VAT: Recharges or disbursements passed to customers

Updated: Apr 20, 2021


VAT on recharges

The treatment of recharged expenses is a common cause of VAT errors. A disbursement is where you act on behalf of your client in arranging and paying for goods or services, but the underlying supply remains between the supplier and your client.

An example of a disbursement is a website hosting fee paid by a web design company on behalf of its client. Here the supply is between the website hosting company and the client. Because the ‘supply’ remains between website hosting company and the client, the web design company can treat this payment as a disbursement, as long as the disbursed amount is clearly shown on an invoice separately from any other supply, and the exact cost is passed on. The web design company, therefore, does not need to account for VAT when they recharge this cost on to the client.
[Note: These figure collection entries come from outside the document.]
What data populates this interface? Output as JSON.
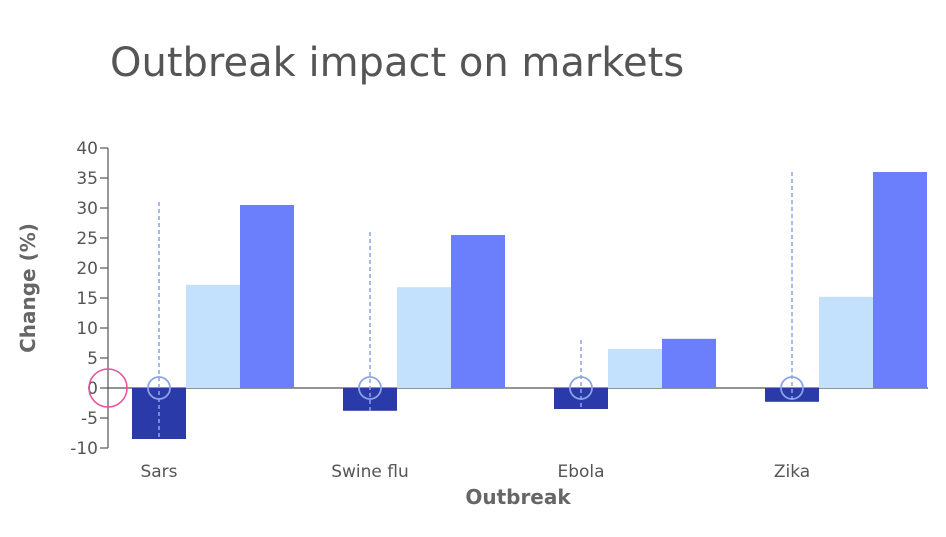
{
  "chart_data": {
    "type": "bar",
    "title": "Outbreak impact on markets",
    "xlabel": "Outbreak",
    "ylabel": "Change (%)",
    "ylim": [
      -10,
      40
    ],
    "yticks": [
      -10,
      -5,
      0,
      5,
      10,
      15,
      20,
      25,
      30,
      35,
      40
    ],
    "grid": false,
    "categories": [
      "Sars",
      "Swine flu",
      "Ebola",
      "Zika"
    ],
    "series": [
      {
        "values": [
          -8.5,
          -3.8,
          -3.5,
          -2.3
        ],
        "color": "#2a3aa8"
      },
      {
        "values": [
          17.2,
          16.8,
          6.5,
          15.2
        ],
        "color": "#c3e0fc"
      },
      {
        "values": [
          30.5,
          25.5,
          8.2,
          36.0
        ],
        "color": "#6b7ffc"
      }
    ],
    "range_markers": {
      "values": [
        0,
        0,
        0,
        0
      ],
      "upper": [
        31,
        26,
        8,
        36
      ],
      "lower": [
        -8.5,
        -3.8,
        -3.5,
        -2.3
      ],
      "color": "#8aa4e8"
    },
    "origin_marker_color": "#e84f9c"
  }
}
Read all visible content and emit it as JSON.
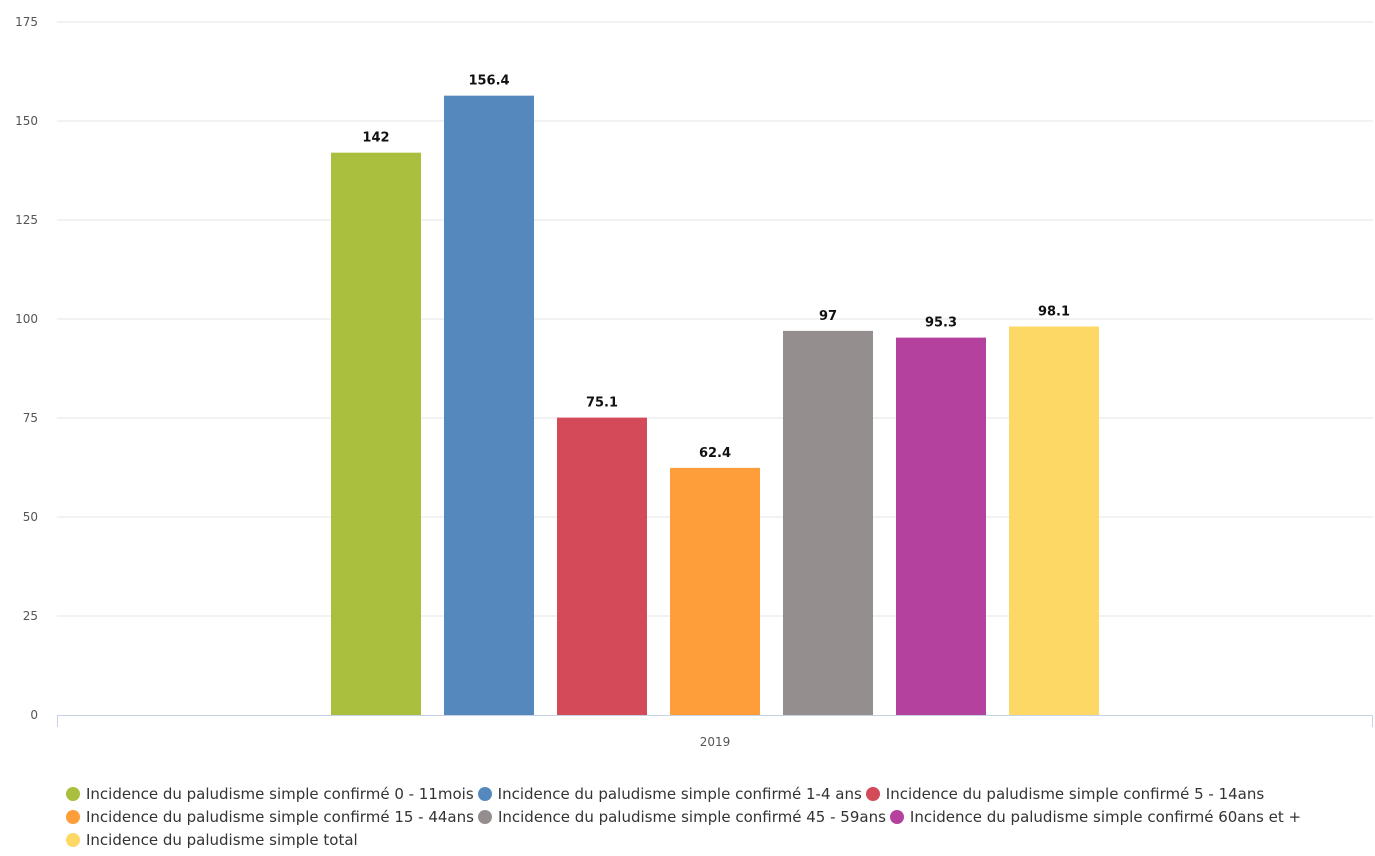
{
  "chart_data": {
    "type": "bar",
    "categories": [
      "2019"
    ],
    "series": [
      {
        "name": "Incidence du paludisme simple confirmé 0 - 11mois",
        "values": [
          142
        ],
        "color": "#a9bf3d"
      },
      {
        "name": "Incidence du paludisme simple confirmé 1-4 ans",
        "values": [
          156.4
        ],
        "color": "#5589bd"
      },
      {
        "name": "Incidence du paludisme simple confirmé 5 - 14ans",
        "values": [
          75.1
        ],
        "color": "#d34a58"
      },
      {
        "name": "Incidence du paludisme simple confirmé 15 - 44ans",
        "values": [
          62.4
        ],
        "color": "#fd9e3a"
      },
      {
        "name": "Incidence du paludisme simple confirmé 45 - 59ans",
        "values": [
          97
        ],
        "color": "#948f8e"
      },
      {
        "name": "Incidence du paludisme simple confirmé 60ans et +",
        "values": [
          95.3
        ],
        "color": "#b5419e"
      },
      {
        "name": "Incidence du paludisme simple total",
        "values": [
          98.1
        ],
        "color": "#fed864"
      }
    ],
    "data_labels": [
      "142",
      "156.4",
      "75.1",
      "62.4",
      "97",
      "95.3",
      "98.1"
    ],
    "yticks": [
      "0",
      "25",
      "50",
      "75",
      "100",
      "125",
      "150",
      "175"
    ],
    "ylim": [
      0,
      175
    ],
    "title": "",
    "xlabel": "",
    "ylabel": "",
    "grid": true,
    "legend_position": "bottom-left"
  }
}
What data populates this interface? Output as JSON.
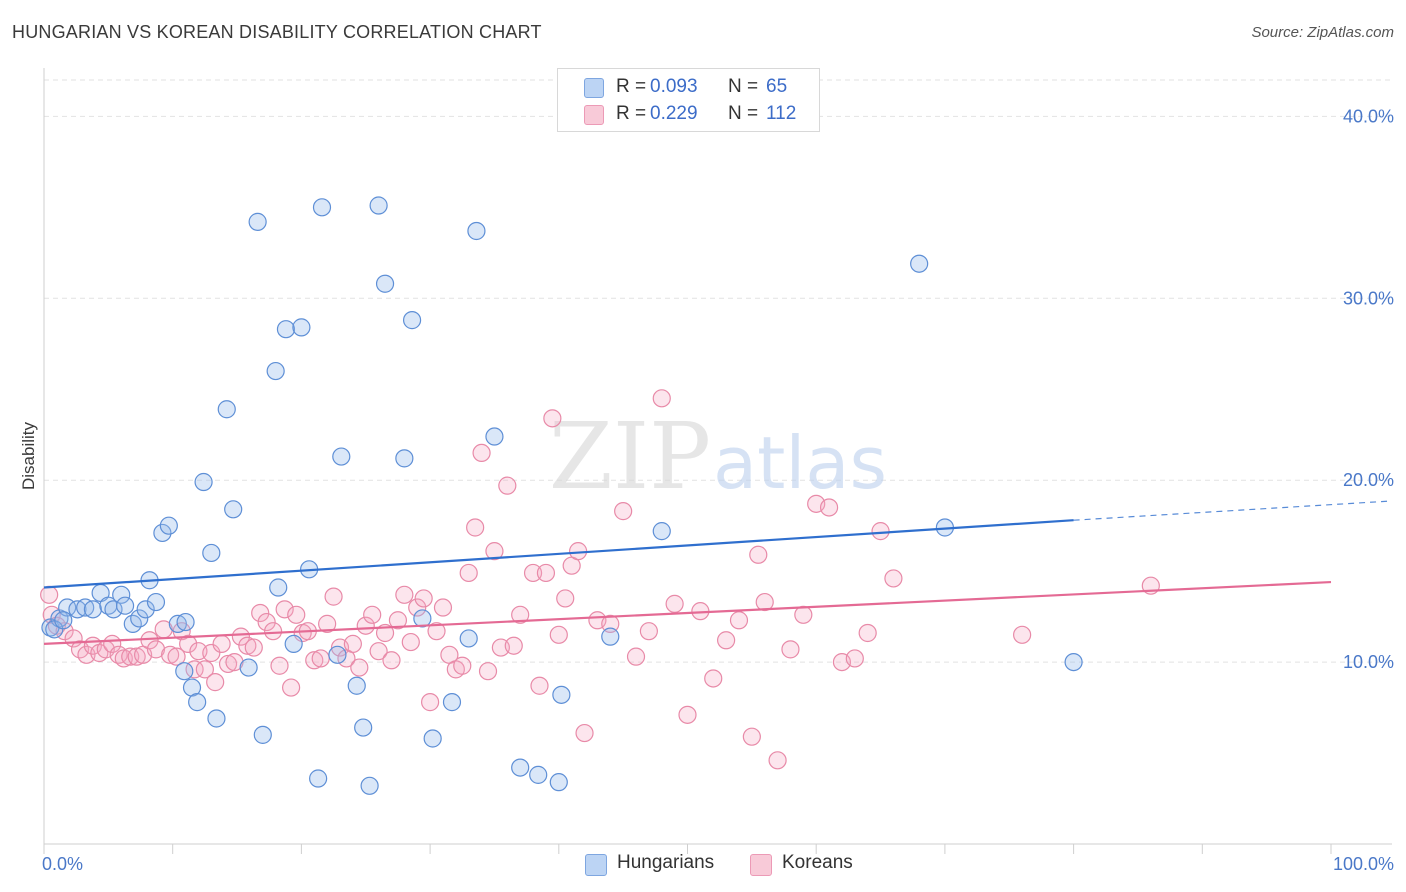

However, travel, hotel accommodation and meals arranged by the web design company on a visit to their client are being supplied to and consumed by the web design company, not their client. Therefore, this is not a disbursement, and the client must treat any recharge of these types of expense as further consideration for the main supply. Any VAT on the recharge would then follow the VAT treatment of the main supply.

This is important, as supplies such as rail travel, which is zero-rated when your client purchases them, will have to be recharged at the same liability as the main supply. In the client’s case, if the web design services are standard-rated then any recharge of their own expenses will follow this liability and also be standard rated.